Still, plastic has its upsides. For example, a product's weight drives negative environmental impacts — heavier objects require more energy to produce and ship. But heavier doesn't always mean reusable, unless there is a system designed to collect and clean them. Recently, packaging designs have been evolving to be lighter and thinner. "Light-weighting" packages use fewer materials and less energy to manufacture and transport, when compared per unit, such as thinner plastic water bottles. Thin plastic wrap, which is so hard to avoid at the supermarket, has been shown to reduce food waste in commercial settings, Russell says. (At home, however, glass containers or Tupperware will work just fine.) Finally, plastic is durable and cheap. Companies can easily have it designed to meet their needs.
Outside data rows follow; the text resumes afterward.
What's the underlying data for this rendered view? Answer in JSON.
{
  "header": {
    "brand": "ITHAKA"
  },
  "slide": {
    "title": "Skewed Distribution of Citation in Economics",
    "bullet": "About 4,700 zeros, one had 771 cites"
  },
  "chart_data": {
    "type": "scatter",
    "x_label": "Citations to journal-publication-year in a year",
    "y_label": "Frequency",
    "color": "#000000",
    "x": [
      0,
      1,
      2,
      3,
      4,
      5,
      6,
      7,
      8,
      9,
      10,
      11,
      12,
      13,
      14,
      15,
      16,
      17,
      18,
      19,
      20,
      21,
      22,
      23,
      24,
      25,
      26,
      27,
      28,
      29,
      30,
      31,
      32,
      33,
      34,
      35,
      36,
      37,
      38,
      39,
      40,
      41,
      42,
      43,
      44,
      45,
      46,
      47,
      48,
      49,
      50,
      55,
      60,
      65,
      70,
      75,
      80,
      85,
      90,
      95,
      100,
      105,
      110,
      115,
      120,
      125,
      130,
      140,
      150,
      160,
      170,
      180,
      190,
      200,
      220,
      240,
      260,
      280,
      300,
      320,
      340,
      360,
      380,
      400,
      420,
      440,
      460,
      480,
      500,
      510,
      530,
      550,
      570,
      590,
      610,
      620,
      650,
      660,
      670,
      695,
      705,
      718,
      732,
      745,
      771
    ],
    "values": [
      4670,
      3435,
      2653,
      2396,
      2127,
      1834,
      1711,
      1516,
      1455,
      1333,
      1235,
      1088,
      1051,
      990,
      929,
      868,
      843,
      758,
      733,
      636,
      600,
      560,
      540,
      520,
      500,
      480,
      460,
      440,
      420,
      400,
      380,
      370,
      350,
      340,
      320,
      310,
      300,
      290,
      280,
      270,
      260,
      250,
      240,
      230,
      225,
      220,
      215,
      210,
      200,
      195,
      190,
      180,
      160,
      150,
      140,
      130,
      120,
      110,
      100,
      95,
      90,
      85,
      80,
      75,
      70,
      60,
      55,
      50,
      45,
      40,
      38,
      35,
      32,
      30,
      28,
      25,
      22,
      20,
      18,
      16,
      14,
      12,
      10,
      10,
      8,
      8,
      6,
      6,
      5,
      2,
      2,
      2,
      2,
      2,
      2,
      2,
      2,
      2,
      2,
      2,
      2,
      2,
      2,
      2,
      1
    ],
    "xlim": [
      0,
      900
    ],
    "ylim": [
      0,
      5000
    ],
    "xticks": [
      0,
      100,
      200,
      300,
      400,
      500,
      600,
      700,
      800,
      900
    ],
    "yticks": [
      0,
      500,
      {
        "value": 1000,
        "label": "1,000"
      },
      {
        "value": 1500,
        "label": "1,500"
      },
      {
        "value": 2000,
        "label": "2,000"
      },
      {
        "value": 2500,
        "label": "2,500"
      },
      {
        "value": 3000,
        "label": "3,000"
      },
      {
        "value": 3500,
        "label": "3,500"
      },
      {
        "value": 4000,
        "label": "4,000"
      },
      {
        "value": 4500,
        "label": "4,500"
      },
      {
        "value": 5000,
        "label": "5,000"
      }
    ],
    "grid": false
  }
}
So, it is a balancing act. Tipping the scale away from plastics will solve some problems, but could present additional challenges. I sat down to give Loop a try earlier this week. I planned to order my household essentials — granola, dried fruits, shampoo, laundry detergent, etc. I'm a sucker for attractive packaging — and Loop nailed that one. I'll admit, doing laundry would be a lot more fun with a cute aluminum bottle of laundry soap. But as I added items to my virtual shopping cart, the cost, plus deposit made my jaw drop. Also, I couldn't find enough products that I wanted that would put me into the minimum order size for free shipping. The $15 shipping fee for small orders was the final dealbreaker. Rossi says there are 300 more products in development. I'm keeping an eye on Loop's progress and plan to try their subscription option when they have more of my favorites.